Larkin too is concerned about granting rights to an unnamed third party, which could potentially be a vendor with significantly more resources than a small law firm pro bono initiative.
The SRA responded to these and other concerns by amending the regulations to clarify that entrants retain IPR in their applications. Chris Handford, director of regulatory policy, explains: ‘We have no rights to commercially exploit participants’ IPR or disclose any confidential information within individual applications. We only have the rights to use the insights we gain from applications to better perform our role as a regulator. Of course, there was still a risk that this might make some people think twice about applying.
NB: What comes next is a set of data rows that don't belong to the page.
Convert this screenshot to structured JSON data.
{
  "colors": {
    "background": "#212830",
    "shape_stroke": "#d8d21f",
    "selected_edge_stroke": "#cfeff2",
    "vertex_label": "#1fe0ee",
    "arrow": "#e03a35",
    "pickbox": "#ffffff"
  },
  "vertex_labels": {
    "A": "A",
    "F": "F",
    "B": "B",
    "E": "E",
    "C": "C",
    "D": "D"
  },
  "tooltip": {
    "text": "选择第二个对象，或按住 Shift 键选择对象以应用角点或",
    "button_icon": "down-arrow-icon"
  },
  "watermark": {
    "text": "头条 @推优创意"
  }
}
The good news is that there is nothing to suggest this has had a negative effect.’
No start-up is going to pass up the chance of extra funding, but more established start-ups (arguably ones that can make a difference faster) rightly felt that they had to decide carefully how much (if any) proprietary knowledge and information to include in their applications.
Eyes on the prize
The SRA had to decide how to distribute the funding. ‘You don’t get a lot of development for £50,000 because good technologists and data scientists are in demand,’ says Matcham, adding that this would be enough to develop an initial proof of concept or create additional functionality to improve working tools and applications like Legal Utopia and Family Law Partners’ Engage. As Handford observes, a £50,000 grant is a good start, ‘providing early-stage funding to help entrants develop their idea – along with the opportunity to tap into support and new networks’.
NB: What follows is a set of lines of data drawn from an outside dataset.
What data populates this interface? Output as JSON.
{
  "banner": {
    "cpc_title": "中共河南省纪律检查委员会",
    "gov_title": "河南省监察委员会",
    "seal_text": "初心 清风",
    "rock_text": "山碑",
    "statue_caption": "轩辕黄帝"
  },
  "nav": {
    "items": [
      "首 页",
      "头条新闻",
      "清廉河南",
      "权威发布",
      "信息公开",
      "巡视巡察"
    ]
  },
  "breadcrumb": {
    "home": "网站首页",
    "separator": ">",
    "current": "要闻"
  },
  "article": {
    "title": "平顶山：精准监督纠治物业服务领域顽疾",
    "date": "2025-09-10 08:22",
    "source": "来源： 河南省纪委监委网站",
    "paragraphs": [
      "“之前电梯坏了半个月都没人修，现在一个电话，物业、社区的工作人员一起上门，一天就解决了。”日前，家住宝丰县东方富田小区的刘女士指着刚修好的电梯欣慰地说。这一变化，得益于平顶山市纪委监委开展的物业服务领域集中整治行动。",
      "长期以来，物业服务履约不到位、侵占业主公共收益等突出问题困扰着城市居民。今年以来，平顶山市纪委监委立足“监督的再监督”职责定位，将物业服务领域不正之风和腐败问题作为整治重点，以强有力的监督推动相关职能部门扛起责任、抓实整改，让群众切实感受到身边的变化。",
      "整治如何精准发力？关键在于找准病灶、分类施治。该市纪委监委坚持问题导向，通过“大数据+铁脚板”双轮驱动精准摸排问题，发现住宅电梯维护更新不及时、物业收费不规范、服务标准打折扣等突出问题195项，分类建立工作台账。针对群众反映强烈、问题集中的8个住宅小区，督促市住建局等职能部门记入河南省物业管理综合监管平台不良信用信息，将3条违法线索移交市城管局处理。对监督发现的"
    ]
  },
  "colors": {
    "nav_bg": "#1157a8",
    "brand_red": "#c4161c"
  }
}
Chris Gorst, head of better markets at Nesta Challenges, explains the rationale behind awarding grants. ‘There is naturally a balance to be struck between the number of innovators that we can support and the level of support that we can provide them [with]. Providing smaller grants to a larger number of finalists enables us to support a larger number of different ideas.’
The Legal Access Challenge was not designed to replace other funding. ‘To achieve scale and commercial sustainability we expect solutions will ultimately require additional investment, but we believe the challenge prize fund – alongside non-financial support – will play an important role in developing this emerging sector,’ Gorst says.
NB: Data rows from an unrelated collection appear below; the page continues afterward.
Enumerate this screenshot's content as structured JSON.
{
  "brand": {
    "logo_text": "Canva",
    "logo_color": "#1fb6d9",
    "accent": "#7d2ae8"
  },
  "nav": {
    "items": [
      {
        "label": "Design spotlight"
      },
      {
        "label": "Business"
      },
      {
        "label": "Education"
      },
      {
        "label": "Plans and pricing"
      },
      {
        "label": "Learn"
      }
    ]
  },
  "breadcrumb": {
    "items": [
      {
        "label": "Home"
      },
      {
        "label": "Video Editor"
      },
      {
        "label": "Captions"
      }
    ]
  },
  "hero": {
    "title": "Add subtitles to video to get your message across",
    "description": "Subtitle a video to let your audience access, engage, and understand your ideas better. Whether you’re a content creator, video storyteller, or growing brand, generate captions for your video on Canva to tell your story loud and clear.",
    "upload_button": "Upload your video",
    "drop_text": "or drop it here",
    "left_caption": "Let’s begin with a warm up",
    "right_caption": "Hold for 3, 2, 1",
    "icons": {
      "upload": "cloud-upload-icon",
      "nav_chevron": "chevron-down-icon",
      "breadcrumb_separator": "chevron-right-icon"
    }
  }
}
As applications for the competitions referenced in this article are closed, it is worth asking whether competing for funds will foster a collaborative effort among potential rivals.
Although funding competitions are designed to bring workable solutions to market much faster than hackathons, where there is only time to create a proof of concept, start-ups need to decide strategically which, if any, represent a good fit. Matcham explains that each stage of a competition involves responding to more questions. Applications take longer than an investor pitch because there are decisions to make about what to disclose to maximise your chances of winning, while protecting your proprietary knowledge from other entrants and third parties.
Larkin agrees, highlighting the need to strike a balance between the positive intentions behind tech innovation competitions and ensuring that entries are protected against commercial exploitation by others. ‘The commercial exploitation point creates a tension between a well-intentioned regulator and potential vulnerability of entrants to better-funded competitors,’ he says.
Larkin is among those who welcome the SRA’s first attempt to compensate for years of cuts that have limited access to legal services. He encourages competition organisers to shift towards the Innovate UK model and facilitate collaboration across the legal sector to find workable solutions that help bridge the legal services gap.